Dans un monde où l’information médicale est accessible en un clic, le réflexe de « vérifier » est devenu une stratégie d’apaisement. Pourtant, nous savons tous que cet apaisement est de courte durée : dès qu’un examen est terminé, le doute revient, et le cycle recommence.
Lâcher prise sur ces examens inutiles ne signifie pas négliger sa santé, mais reprendre le pouvoir sur son esprit.
1. Comprendre la boucle de la « fausse réassurance »
Lorsque vous demandez un examen médical pour calmer une angoisse, vous ne testez pas réellement votre santé ; vous cherchez une validation émotionnelle. Le problème est que cette « réassurance » est une drogue :
- Elle fonctionne 24 ou 48 heures.
- Puis, le cerveau, toujours à l’affût d’une menace, crée un nouveau doute (« Et si le médecin a raté quelque chose ? »).
- Cela vous enferme dans une dépendance au système médical pour réguler vos émotions, au lieu de les réguler par vous-même.
2. Le coût caché de la « précaution excessive »
Il est utile de rappeler que chaque examen médical (prise de sang, échographie, scanner) a un coût, non seulement financier, mais aussi psychique.
- La fatigue décisionnelle : Chercher, prendre rendez-vous, attendre les résultats… tout cela draine votre énergie mentale.
- Le stress de l’attente : Les jours précédant l’examen sont souvent plus anxiogènes que le symptôme initial lui-même.
- Le risque de faux positifs : La médecine est une science d’interprétation. Multiplier les examens, c’est multiplier les risques de trouver des anomalies mineures qui ne nécessitent aucun traitement, mais qui créent une angoisse majeure.
3. La technique du « Délai de réflexion »
Pour briser le réflexe de l’examen immédiat, instaurez un protocole de patience :
- La règle des 72 heures : Quand une peur émerge, notez le symptôme sur un carnet et engagez-vous à ne pas prendre rendez-vous avant trois jours complets.

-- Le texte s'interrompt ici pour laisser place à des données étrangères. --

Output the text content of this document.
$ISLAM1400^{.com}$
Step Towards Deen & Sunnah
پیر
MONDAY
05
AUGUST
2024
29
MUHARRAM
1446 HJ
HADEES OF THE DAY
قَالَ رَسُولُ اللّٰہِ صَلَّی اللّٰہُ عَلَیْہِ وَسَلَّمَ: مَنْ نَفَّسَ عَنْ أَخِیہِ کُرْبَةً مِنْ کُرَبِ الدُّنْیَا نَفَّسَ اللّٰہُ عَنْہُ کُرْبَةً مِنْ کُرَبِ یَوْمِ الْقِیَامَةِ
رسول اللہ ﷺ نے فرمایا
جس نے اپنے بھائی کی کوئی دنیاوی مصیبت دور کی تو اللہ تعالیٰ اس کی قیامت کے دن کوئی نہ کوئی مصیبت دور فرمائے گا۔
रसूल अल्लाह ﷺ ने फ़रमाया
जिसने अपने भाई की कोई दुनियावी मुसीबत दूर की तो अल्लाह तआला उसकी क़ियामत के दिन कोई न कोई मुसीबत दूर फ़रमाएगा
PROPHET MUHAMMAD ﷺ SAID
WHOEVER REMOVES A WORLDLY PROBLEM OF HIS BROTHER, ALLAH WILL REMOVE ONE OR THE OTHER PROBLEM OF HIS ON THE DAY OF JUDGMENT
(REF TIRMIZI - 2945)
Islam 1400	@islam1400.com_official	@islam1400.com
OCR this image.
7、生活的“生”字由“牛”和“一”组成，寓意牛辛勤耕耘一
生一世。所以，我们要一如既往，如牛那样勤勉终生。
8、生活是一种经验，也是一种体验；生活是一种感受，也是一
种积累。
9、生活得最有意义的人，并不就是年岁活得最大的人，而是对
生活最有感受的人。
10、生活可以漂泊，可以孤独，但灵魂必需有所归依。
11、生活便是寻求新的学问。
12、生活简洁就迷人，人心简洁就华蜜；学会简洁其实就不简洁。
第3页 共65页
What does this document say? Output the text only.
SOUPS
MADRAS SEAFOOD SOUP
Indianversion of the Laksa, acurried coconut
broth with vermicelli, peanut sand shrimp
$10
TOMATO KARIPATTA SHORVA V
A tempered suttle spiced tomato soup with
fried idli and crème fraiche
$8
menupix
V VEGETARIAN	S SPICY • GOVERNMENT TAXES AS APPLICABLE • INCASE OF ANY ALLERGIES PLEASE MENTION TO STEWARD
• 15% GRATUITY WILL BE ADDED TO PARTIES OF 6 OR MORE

- L’observation neutre : Durant ces 72 heures, notez si le symptôme évolue, s’il se déplace, ou s’il s’atténue avec le repos ou la distraction. Très souvent, le symptôme finit par se dissiper tout seul, prouvant qu’il était lié à une tension nerveuse.
- Le dialogue de confiance : Choisissez un seul médecin traitant en qui vous avez une confiance totale. Si lui ne juge pas nécessaire un examen, c’est là que vous devez vous arrêter. Votre mission est de vous en remettre à son diagnostic, et non à vos propres peurs.
4. Différencier l’écoute du corps et la surveillance du corps
- L’écoute du corps : C’est une posture bienveillante. « Mon corps est fatigué, je vais me reposer. » C’est une relation de partenariat.
- La surveillance du corps : C’est une posture de méfiance. « Mon corps est une machine qui peut tomber en panne, je dois le scanner en permanence. » C’est une relation de contrôle.
Lâcher prise, c’est passer de la surveillance à l’écoute. C’est accepter que le corps ait des variations, des sensations bizarres, des douleurs passagères, sans qu’elles soient forcément le signe d’une pathologie grave.
5. Cultiver la tolérance à l’incertitude
Le cœur du lâcher-prise est ici : accepter que l’on ne peut pas tout contrôler. La vie comporte une part d’incertitude biologique. Chercher à éliminer 100% des risques par des examens est un combat perdu d’avance, car la santé parfaite n’existe pas.